The UK foodservice supply chain is in danger of collapse with the introduction of national curfews and local restrictions, says a coalition of British trade associations, spearheaded by the Federation of Wholesale Distributors (FWD), in a letter to the Chancellor.
The groups, which represent food producers, distributors and hospitality businesses, say they have grave concerns over the provision of food to the public sector unless the Treasury steps in to support the wholesale distributors who supply catering products to both the public and private sector.
The letter says: “Commercial revenue from the 70% of turnover distributed to the private hospitality sector underwrites the 30% of business supplied to public sector contracts. Without the income from the commercial sector, the supply of food to institutions such as care homes, prisons, schools and hospitals is at immediate risk.
“Not all of the wholesalers will survive and that means disruption to supply. The thing that’s galling for us is that the wholesale sector and supply chains in general have had no sector-specific support.”
“Wholesalers send specialist food to care homes and this cannot be replaced by deliveries from supermarkets. The same supply chain is also essential to the ongoing supply of food to primary and secondary schools for the provision of school meals.”
Wholesalers have received no specific support from Government and with the furlough scheme coming to an end as restrictions on the hospitality trade increase, there is a high likelihood of business failures among the distributors, the FWD says.

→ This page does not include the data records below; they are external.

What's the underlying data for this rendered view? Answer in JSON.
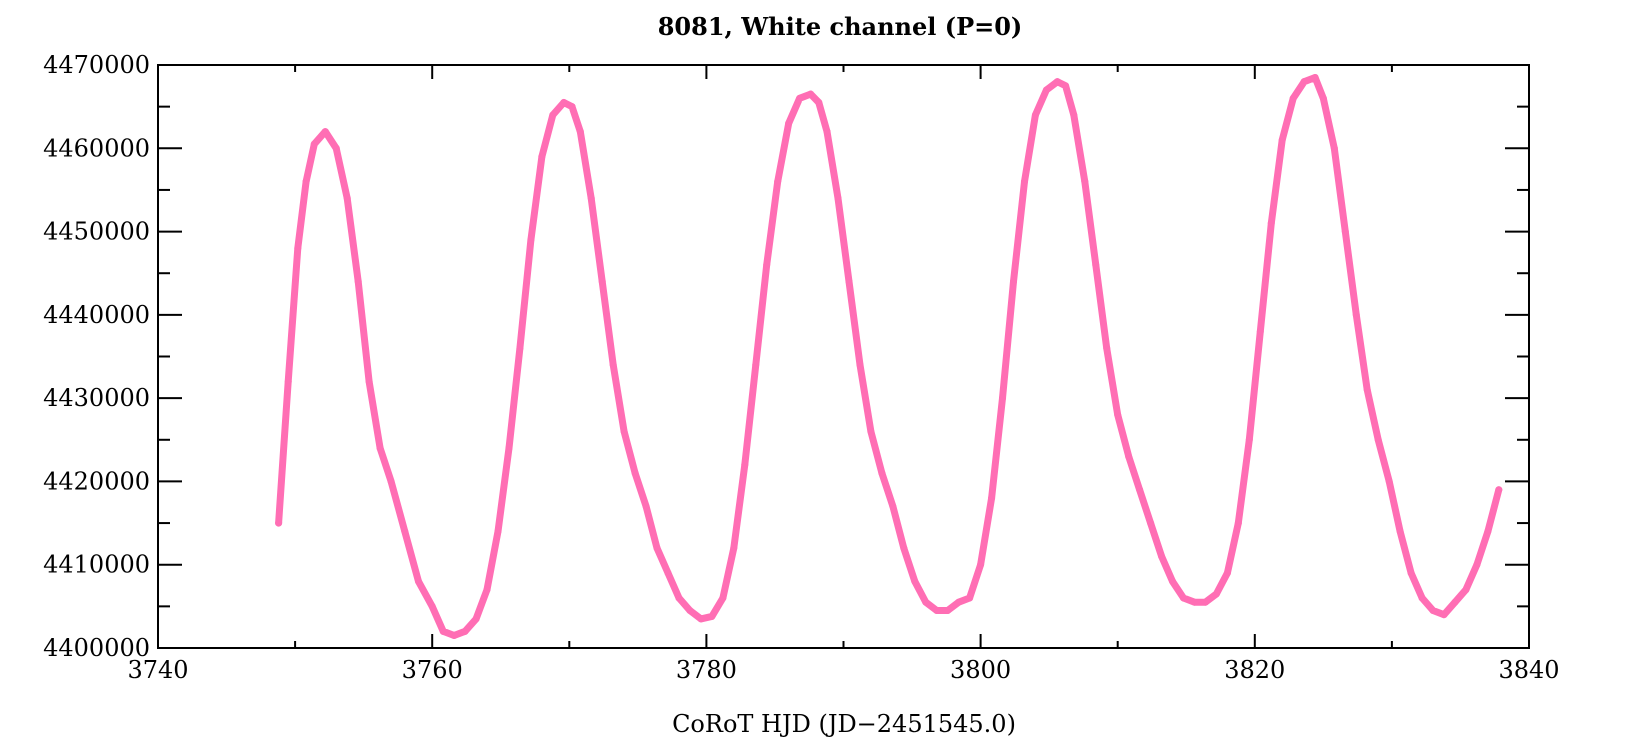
{
  "chart_data": {
    "type": "line",
    "title": "8081, White channel  (P=0)",
    "xlabel": "CoRoT HJD (JD−2451545.0)",
    "ylabel": "",
    "xlim": [
      3740,
      3840
    ],
    "ylim": [
      4400000,
      4470000
    ],
    "x_ticks": [
      "3740",
      "3760",
      "3780",
      "3800",
      "3820",
      "3840"
    ],
    "x_tick_values": [
      3740,
      3760,
      3780,
      3800,
      3820,
      3840
    ],
    "y_ticks": [
      "4400000",
      "4410000",
      "4420000",
      "4430000",
      "4440000",
      "4450000",
      "4460000",
      "4470000"
    ],
    "y_tick_values": [
      4400000,
      4410000,
      4420000,
      4430000,
      4440000,
      4450000,
      4460000,
      4470000
    ],
    "grid": false,
    "series_color": "#ff6eb4",
    "series": [
      {
        "name": "",
        "x": [
          3748.8,
          3749.5,
          3750.2,
          3750.8,
          3751.4,
          3752.2,
          3753.0,
          3753.8,
          3754.6,
          3755.4,
          3756.2,
          3757.0,
          3758.0,
          3759.0,
          3760.0,
          3760.8,
          3761.6,
          3762.4,
          3763.2,
          3764.0,
          3764.8,
          3765.6,
          3766.4,
          3767.2,
          3768.0,
          3768.8,
          3769.6,
          3770.2,
          3770.8,
          3771.6,
          3772.4,
          3773.2,
          3774.0,
          3774.8,
          3775.6,
          3776.4,
          3777.2,
          3778.0,
          3778.8,
          3779.6,
          3780.4,
          3781.2,
          3782.0,
          3782.8,
          3783.6,
          3784.4,
          3785.2,
          3786.0,
          3786.8,
          3787.6,
          3788.2,
          3788.8,
          3789.6,
          3790.4,
          3791.2,
          3792.0,
          3792.8,
          3793.6,
          3794.4,
          3795.2,
          3796.0,
          3796.8,
          3797.6,
          3798.4,
          3799.2,
          3800.0,
          3800.8,
          3801.6,
          3802.4,
          3803.2,
          3804.0,
          3804.8,
          3805.6,
          3806.2,
          3806.8,
          3807.6,
          3808.4,
          3809.2,
          3810.0,
          3810.8,
          3811.6,
          3812.4,
          3813.2,
          3814.0,
          3814.8,
          3815.6,
          3816.4,
          3817.2,
          3818.0,
          3818.8,
          3819.6,
          3820.4,
          3821.2,
          3822.0,
          3822.8,
          3823.6,
          3824.4,
          3825.0,
          3825.8,
          3826.6,
          3827.4,
          3828.2,
          3829.0,
          3829.8,
          3830.6,
          3831.4,
          3832.2,
          3833.0,
          3833.8,
          3834.6,
          3835.4,
          3836.2,
          3837.0,
          3837.8
        ],
        "y": [
          4415000,
          4432000,
          4448000,
          4456000,
          4460500,
          4462000,
          4460000,
          4454000,
          4444000,
          4432000,
          4424000,
          4420000,
          4414000,
          4408000,
          4405000,
          4402000,
          4401500,
          4402000,
          4403500,
          4407000,
          4414000,
          4424000,
          4436000,
          4449000,
          4459000,
          4464000,
          4465500,
          4465000,
          4462000,
          4454000,
          4444000,
          4434000,
          4426000,
          4421000,
          4417000,
          4412000,
          4409000,
          4406000,
          4404500,
          4403500,
          4403800,
          4406000,
          4412000,
          4422000,
          4434000,
          4446000,
          4456000,
          4463000,
          4466000,
          4466500,
          4465500,
          4462000,
          4454000,
          4444000,
          4434000,
          4426000,
          4421000,
          4417000,
          4412000,
          4408000,
          4405500,
          4404500,
          4404500,
          4405500,
          4406000,
          4410000,
          4418000,
          4430000,
          4444000,
          4456000,
          4464000,
          4467000,
          4468000,
          4467500,
          4464000,
          4456000,
          4446000,
          4436000,
          4428000,
          4423000,
          4419000,
          4415000,
          4411000,
          4408000,
          4406000,
          4405500,
          4405500,
          4406500,
          4409000,
          4415000,
          4425000,
          4438000,
          4451000,
          4461000,
          4466000,
          4468000,
          4468500,
          4466000,
          4460000,
          4450000,
          4440000,
          4431000,
          4425000,
          4420000,
          4414000,
          4409000,
          4406000,
          4404500,
          4404000,
          4405500,
          4407000,
          4410000,
          4414000,
          4419000
        ]
      }
    ]
  }
}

The letter continues: “Job loses, business and site closures are a reality unless the Government extends its new and existing support measures to the hospitality sector and to the distributors who supply it.”
It calls on the Chancellor to extend the furlough scheme in areas listed under Tier 2 and 3 restrictions, extend Business Rates Relief to the wholesale sector, and offer discretionary grants to supply chains at risk of collapse.
James Bielby of the Federation of Wholesale Distributors, many of whose members have already made redundancies and closed depots, said: “It’s a clear anomaly that this part of the hospitality sector has not received the support that its customers have had. It’s particularly anomalous that the supermarkets, which have benefitted from the closure of pubs and restaurants, have received substantial business rates relief while the wholesalers who provide essential supply to the health, education and care sectors have not.”
Signatories of the letter include The Federation of Wholesale Distributors, The Food and Drink Federation, UK Hospitality, The British Beer and Pub Association and The Wine and Spirit Trade Association.